Friday, April 7, 2017

A Chapter Closes on Quarry Zoning Hearings



Last night's zoning hearing meeting on the proposed expansion of the Gibraltar Rock Quarry is probably more significant for what it represents than what happened.

What happened is it's the last one. The zoning hearing board will issue its decision in August.

What it represents is the closing of a chapter in the quarry's ongoing saga in its attempt to win township approval and begin operations.

For most of the hearings that I have managed to attend, the primary question with which the zoning hearing board must wrestle is one of pollution, not its usual balliwick.

Small wonder, the expert paid by the quarry says there is no risk ("within reasonable scientific certainty") that the pumping of hundreds of thousands of gallons of water from the second quarry pit on the north side of Hoffmansville Road, adjacent to the Good Oil groundwater contamination site that the chemicals in question will be pumped into the quarry, and then into the tributary of Swamp Creek.

The experts paid by the township and the Paradise Watchdogs group put the potential risk much higher.

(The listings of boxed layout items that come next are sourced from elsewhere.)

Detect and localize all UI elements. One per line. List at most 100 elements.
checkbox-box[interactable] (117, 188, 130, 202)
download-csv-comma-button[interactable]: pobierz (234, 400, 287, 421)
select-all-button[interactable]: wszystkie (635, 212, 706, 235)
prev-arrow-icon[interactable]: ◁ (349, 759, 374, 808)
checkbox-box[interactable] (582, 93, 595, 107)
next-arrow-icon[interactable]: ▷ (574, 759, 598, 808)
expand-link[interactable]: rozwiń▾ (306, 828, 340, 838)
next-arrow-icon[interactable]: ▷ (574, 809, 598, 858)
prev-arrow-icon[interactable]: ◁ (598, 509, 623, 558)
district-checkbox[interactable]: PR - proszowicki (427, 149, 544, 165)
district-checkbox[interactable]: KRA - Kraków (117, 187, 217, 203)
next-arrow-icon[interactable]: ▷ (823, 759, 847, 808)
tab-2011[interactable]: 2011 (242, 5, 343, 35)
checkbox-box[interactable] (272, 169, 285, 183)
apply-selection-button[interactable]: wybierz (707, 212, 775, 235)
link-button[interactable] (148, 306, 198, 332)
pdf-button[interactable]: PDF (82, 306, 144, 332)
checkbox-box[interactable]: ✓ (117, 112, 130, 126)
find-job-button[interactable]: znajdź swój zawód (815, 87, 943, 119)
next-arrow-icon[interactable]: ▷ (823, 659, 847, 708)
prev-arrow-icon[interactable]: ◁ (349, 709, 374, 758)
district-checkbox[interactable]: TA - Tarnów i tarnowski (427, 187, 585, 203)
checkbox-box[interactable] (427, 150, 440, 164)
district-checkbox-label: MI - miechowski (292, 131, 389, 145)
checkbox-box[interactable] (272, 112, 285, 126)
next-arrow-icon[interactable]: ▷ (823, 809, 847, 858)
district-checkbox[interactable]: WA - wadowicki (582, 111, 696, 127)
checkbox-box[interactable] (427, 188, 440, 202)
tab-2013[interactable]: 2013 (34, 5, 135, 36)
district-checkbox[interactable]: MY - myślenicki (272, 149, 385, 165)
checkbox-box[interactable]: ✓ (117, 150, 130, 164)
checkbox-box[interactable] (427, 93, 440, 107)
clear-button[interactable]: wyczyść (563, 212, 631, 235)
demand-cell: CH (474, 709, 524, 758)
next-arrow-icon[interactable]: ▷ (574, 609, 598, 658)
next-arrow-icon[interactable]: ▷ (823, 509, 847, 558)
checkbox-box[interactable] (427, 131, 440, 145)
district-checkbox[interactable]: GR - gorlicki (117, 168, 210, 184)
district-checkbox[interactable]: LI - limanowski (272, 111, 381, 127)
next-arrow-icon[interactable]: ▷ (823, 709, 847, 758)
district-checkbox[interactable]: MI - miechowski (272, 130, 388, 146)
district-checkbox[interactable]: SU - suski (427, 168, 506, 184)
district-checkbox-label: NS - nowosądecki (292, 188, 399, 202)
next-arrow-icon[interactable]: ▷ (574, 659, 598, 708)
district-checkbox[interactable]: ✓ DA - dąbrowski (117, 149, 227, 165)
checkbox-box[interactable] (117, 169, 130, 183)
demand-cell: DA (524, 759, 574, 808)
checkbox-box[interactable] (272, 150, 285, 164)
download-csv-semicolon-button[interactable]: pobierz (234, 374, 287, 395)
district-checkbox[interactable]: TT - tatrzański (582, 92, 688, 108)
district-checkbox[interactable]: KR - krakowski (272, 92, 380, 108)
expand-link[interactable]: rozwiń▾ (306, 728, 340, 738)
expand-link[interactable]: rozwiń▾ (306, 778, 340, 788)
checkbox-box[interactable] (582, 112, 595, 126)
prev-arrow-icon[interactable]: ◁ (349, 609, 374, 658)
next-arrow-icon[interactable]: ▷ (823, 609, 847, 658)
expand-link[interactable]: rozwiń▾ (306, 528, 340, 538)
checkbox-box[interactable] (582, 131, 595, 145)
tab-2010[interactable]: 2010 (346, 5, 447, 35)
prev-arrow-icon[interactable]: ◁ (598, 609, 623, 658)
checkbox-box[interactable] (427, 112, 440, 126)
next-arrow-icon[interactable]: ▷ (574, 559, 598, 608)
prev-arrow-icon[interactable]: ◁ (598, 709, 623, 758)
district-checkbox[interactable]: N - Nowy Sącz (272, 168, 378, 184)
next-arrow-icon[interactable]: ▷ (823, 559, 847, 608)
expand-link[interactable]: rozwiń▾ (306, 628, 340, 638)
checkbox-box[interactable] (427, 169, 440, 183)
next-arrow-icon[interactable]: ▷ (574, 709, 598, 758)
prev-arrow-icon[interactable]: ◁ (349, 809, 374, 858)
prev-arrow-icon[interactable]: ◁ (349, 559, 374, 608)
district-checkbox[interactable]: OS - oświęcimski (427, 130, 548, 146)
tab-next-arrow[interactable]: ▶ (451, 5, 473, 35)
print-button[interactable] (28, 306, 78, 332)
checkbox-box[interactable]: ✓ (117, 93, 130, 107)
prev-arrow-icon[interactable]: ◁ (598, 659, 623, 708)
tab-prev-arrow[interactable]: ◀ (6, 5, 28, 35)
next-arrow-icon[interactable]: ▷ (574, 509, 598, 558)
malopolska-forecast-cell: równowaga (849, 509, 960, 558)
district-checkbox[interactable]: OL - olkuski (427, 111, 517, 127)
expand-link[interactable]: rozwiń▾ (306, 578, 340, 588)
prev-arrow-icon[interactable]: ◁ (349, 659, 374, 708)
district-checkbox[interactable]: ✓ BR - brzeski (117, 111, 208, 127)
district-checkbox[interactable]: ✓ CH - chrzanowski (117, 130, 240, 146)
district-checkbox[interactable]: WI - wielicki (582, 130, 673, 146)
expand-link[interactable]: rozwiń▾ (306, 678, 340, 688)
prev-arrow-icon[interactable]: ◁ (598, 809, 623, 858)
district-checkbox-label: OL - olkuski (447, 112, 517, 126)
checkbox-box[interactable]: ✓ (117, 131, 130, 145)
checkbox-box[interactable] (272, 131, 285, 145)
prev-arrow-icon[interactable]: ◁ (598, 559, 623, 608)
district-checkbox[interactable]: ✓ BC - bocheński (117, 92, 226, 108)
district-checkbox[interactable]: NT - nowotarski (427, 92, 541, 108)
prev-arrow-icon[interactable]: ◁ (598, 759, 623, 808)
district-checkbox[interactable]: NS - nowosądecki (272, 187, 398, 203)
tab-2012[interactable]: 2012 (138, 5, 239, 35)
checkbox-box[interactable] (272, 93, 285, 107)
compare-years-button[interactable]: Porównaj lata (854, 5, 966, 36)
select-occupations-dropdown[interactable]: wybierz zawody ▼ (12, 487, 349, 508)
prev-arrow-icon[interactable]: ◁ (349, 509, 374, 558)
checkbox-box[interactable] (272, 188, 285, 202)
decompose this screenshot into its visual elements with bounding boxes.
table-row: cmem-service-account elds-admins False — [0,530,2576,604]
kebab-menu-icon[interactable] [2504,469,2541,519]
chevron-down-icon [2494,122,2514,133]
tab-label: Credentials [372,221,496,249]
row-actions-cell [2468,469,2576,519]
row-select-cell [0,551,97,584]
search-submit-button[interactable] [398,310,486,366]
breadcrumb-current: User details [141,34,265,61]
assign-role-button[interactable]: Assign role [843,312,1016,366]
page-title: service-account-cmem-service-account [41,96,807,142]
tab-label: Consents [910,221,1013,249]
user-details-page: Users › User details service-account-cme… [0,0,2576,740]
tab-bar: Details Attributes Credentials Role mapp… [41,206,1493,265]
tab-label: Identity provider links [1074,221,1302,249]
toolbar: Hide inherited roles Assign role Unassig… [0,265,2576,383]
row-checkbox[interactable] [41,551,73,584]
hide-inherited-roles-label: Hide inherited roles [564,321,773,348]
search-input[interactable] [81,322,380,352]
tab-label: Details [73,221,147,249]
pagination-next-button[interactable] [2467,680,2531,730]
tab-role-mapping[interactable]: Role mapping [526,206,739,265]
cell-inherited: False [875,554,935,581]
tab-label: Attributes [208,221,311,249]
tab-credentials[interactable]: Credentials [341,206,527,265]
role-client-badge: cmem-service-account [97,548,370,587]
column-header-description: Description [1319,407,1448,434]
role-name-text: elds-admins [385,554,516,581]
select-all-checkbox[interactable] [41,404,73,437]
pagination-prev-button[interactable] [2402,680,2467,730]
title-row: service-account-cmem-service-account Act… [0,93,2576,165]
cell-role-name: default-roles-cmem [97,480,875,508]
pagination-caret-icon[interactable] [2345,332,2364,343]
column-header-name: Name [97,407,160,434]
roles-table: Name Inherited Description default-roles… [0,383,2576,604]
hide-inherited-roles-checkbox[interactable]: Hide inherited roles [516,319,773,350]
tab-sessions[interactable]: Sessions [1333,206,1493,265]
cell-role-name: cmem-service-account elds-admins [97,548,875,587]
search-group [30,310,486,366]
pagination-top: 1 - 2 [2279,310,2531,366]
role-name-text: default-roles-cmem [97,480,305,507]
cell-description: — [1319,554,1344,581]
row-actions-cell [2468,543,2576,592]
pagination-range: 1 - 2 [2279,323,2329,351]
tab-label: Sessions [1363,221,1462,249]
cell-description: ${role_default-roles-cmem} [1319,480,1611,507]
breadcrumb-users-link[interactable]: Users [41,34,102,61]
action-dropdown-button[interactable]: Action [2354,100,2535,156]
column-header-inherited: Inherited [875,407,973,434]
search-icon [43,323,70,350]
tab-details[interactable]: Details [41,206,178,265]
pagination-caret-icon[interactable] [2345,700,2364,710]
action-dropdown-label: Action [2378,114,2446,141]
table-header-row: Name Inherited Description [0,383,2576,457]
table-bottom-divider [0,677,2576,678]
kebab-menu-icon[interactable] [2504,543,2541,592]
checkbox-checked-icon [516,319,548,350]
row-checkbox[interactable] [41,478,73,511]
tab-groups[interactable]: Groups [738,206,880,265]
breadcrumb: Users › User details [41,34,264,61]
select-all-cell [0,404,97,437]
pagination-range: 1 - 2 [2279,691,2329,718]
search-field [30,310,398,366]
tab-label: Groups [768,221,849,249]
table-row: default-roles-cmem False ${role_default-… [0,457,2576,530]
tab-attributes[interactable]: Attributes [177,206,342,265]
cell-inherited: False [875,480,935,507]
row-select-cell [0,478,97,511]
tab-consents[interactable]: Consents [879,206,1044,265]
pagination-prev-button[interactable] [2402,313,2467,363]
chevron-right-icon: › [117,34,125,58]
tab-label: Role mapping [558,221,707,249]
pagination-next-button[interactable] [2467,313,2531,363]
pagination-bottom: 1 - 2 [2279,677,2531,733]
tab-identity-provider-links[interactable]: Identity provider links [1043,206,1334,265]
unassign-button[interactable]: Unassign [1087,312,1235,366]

In the end, its the members of the zoning board who have to decide.

In the meantime, quarry attorney Stephen Harris said he believes the discharge permit for the original quarry, already approved by the zoning board, will be issued by the state in 30 to 60 days.

Then it's a question of how quickly the Pennsylvania Department of Environmental Protection's mining office in Pottsville issues a new mining permit that the digging can begin.